Si Mme C... se prévaut de la présence et de la scolarisation de sa fille mineure entrée en France le 22 mars 2022, elle ne produit toutefois aucune pièce justificative au soutien de ces allégations. Le moyen ne peut dès lors qu’être écarté comme non assorti des précisions permettant d’en apprécier le bien-fondé.

S’agissant de la décision fixant le pays de destination :

Il résulte de ce qui précède que la décision portant obligation de quitter le territoire français n’est pas illégale.
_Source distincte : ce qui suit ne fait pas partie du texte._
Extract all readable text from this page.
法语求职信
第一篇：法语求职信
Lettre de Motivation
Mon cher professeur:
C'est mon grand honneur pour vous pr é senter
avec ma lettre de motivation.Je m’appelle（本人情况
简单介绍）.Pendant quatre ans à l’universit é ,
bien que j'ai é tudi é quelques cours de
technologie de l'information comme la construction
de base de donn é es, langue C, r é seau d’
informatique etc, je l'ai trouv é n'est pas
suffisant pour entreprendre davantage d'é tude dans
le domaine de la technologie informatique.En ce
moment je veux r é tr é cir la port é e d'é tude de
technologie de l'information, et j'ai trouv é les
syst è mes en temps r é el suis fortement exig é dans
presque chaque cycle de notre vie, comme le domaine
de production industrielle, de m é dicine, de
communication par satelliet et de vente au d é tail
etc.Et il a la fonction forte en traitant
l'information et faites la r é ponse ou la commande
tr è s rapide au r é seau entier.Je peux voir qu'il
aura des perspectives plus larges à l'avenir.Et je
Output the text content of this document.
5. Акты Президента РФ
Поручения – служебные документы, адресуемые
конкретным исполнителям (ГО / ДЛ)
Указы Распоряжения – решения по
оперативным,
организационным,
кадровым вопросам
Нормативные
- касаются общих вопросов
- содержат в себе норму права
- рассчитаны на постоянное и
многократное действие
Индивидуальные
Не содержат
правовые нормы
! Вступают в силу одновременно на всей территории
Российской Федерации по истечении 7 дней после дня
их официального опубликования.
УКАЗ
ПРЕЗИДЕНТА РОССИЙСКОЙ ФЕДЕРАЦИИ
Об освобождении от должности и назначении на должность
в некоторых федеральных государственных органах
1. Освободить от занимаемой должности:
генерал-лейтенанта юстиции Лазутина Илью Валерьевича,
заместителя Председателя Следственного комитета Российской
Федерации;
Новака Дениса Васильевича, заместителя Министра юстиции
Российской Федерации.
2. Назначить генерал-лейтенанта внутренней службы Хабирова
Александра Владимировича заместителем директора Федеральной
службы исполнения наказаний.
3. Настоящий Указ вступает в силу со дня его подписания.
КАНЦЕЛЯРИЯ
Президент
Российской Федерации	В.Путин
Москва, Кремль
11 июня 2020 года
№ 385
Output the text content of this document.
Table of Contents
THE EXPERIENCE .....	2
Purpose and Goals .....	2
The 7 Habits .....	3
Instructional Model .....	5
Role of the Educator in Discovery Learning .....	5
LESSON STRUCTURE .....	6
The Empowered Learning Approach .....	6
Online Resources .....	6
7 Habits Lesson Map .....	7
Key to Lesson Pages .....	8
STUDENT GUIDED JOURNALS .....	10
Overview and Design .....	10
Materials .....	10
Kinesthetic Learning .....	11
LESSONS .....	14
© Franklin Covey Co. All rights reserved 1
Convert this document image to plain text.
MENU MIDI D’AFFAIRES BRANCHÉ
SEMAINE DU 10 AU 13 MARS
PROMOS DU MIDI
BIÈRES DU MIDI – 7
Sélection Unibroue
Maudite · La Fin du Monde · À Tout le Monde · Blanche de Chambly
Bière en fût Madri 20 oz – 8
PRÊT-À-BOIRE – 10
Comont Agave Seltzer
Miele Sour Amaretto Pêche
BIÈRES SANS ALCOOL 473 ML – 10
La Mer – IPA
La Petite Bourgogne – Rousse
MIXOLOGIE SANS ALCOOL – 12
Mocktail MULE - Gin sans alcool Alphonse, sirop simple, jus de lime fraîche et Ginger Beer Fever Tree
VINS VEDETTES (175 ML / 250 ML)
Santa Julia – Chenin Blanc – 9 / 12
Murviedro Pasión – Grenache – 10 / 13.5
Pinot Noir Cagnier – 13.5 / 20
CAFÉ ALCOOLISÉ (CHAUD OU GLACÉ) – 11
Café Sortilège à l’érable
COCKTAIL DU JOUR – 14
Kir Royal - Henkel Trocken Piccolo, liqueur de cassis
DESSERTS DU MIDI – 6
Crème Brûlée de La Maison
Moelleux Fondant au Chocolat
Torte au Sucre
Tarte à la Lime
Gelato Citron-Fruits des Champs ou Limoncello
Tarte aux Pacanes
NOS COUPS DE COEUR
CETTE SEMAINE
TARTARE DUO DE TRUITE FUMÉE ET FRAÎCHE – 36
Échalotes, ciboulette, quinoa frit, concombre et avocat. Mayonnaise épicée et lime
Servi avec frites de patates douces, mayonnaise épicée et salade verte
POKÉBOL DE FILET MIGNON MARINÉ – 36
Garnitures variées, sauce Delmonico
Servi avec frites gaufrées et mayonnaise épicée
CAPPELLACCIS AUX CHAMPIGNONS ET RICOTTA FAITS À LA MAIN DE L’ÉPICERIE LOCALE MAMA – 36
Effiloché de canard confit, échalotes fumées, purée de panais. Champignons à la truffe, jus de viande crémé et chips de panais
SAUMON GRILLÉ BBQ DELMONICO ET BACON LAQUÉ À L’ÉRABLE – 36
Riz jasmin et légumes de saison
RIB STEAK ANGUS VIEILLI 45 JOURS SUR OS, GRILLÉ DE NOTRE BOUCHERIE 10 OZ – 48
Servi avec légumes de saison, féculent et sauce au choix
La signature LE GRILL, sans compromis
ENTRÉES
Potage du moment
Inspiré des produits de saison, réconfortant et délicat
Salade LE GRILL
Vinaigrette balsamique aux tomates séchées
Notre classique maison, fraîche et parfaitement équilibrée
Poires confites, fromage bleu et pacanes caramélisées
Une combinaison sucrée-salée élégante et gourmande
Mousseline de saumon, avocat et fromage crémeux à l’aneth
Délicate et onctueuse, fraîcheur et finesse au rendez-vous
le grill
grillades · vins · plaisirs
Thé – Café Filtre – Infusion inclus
Par suite, le moyen tiré de ce que la décision fixant le pays de destination serait illégale en conséquence de l’illégalité de la décision portant obligation de quitter le territoire français doit être écarté.

Il résulte de tout ce qui précède que les conclusions à fin d’annulation présentées par Mme C... doivent être rejetées ainsi que, par voie de conséquence, ses conclusions aux fins d’injonction et d’astreinte.

D É C I D E :

Article 1er : La requête de Mme C... est rejetée.

Article 2 : Le présent jugement sera notifié à Mme A... C... et au préfet du Val-de-Marne.

Délibéré après l'audience du 18 septembre 2025, à laquelle siégeaient :

M. Dewailly, président,

Mme Iffli, conseillère,

Mme Seignat, conseillère.

Rendu public par mise à disposition au greffe le 7 octobre 2025.

La rapporteure,

D. SEIGNAT

Le président,

S. DEWAILLY

La greffière,

L. SUEUR

La République mande et ordonne au préfet du Val-de-Marne en ce qui le concerne ou à tous commissaires de justice à ce requis en ce qui concerne les voies de droit commun contre les parties privées, de pourvoir à l’exécution de la présente décision.